El jardín estaba lleno del carácter y estilo únicos del clan de brujas.
Era vasto y, sobre todo, muy natural.
—…Más que un jardín, parece un bosque.
En el mundo humano, mantener esto sería un fastidio.
La magia de las brujas debe de ser otra cosa.
De vez en cuando veía a brujas normales cuidando el jardín.
Al pasar junto a ellas, vi a Circe sentada, disfrutando de la luz del sol.
«Brilla incluso cuando está ahí sentada sin más».
En parte era por el vestido que se ceñía a su cuerpo sensual, pero la belleza de Circe en sí misma era deslumbrante.
Es tan despampanante que parece que los dioses la crearon como una obra de arte, no como un ser vivo.
—¿Mmm?
¿No es ese mi novio?
Circe me vio y sonrió con alegría.
La maga más genial entre las brujas.
Con esos pechos y caderas enormes, llamándome «mi novio».
Solo eso ya removía algo en el pecho de un hombre.
—¿Qué te trae por aquí?
Circe se levantó al verme.
Su atuendo seguía ciñéndose a su cuerpo, exhibiéndolo.
Sus pechos y curvas voluptuosas me dieron la bienvenida.
Esos pechos turgentes y esa belleza increíble para un cuerpo de cientos de años son una locura.
Me acerqué a ella con una sonrisa despreocupada.
—¿Acaso un novio necesita una razón para ver a su novia?
Sobre todo durante nuestra luna de miel.
—…Esa boca tuya sigue siendo la misma.
Haciendo llorar así a tu esposa ayer.
—Sé sincera, Circe, tú también lo disfrutaste.
¿Verdad?
—No digas tonterías.
Las blancas mejillas de Circe se sonrojaron ligeramente.
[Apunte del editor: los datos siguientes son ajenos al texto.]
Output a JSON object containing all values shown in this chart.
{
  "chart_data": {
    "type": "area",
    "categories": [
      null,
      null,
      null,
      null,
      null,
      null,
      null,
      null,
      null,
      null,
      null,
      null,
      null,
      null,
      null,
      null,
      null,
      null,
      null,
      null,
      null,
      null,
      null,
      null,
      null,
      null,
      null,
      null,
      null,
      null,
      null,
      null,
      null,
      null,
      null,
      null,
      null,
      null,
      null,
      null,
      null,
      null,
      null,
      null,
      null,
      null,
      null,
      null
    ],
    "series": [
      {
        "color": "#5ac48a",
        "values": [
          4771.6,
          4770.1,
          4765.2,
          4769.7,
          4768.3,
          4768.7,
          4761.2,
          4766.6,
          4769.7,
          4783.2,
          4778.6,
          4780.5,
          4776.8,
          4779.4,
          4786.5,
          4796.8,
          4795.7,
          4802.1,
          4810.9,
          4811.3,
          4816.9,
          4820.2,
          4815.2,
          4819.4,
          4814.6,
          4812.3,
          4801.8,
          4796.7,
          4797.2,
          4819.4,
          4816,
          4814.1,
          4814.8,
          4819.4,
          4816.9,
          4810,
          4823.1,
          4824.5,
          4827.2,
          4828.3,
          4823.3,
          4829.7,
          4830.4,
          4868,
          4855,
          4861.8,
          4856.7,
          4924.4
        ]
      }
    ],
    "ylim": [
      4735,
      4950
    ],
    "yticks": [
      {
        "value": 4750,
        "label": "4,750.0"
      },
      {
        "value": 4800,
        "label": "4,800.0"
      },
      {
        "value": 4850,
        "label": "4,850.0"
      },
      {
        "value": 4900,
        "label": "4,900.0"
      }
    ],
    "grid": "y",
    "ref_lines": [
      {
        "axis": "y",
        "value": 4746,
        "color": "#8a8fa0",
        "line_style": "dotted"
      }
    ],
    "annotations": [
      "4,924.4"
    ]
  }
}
Debe de estar avergonzada solo de pensar en lo de ayer.
¿Tener esos pechos maternales y esas caderas de parto y seguir siendo virgen hasta ayer?
Estoy genuinamente contento de habérmela podido follar.
—…Bueno, sí que me siento un poco mal por dejar a mi novio solo en esta gran mansión —dijo Circe con una ligera tos.
—Ser la Gran Bruja me mantiene bastante ocupada.
Pero en unos días tendré más tiempo libre.
—No te preocupes.
La gente en la cima siempre está ocupada.
—Je.
Gracias por entenderlo.
Ver su radiante sonrisa hizo que mi corazón se acelerara.
Con esa sonrisa y un poco de aegyo, ningún hombre podría resistirse a perdonárselo todo.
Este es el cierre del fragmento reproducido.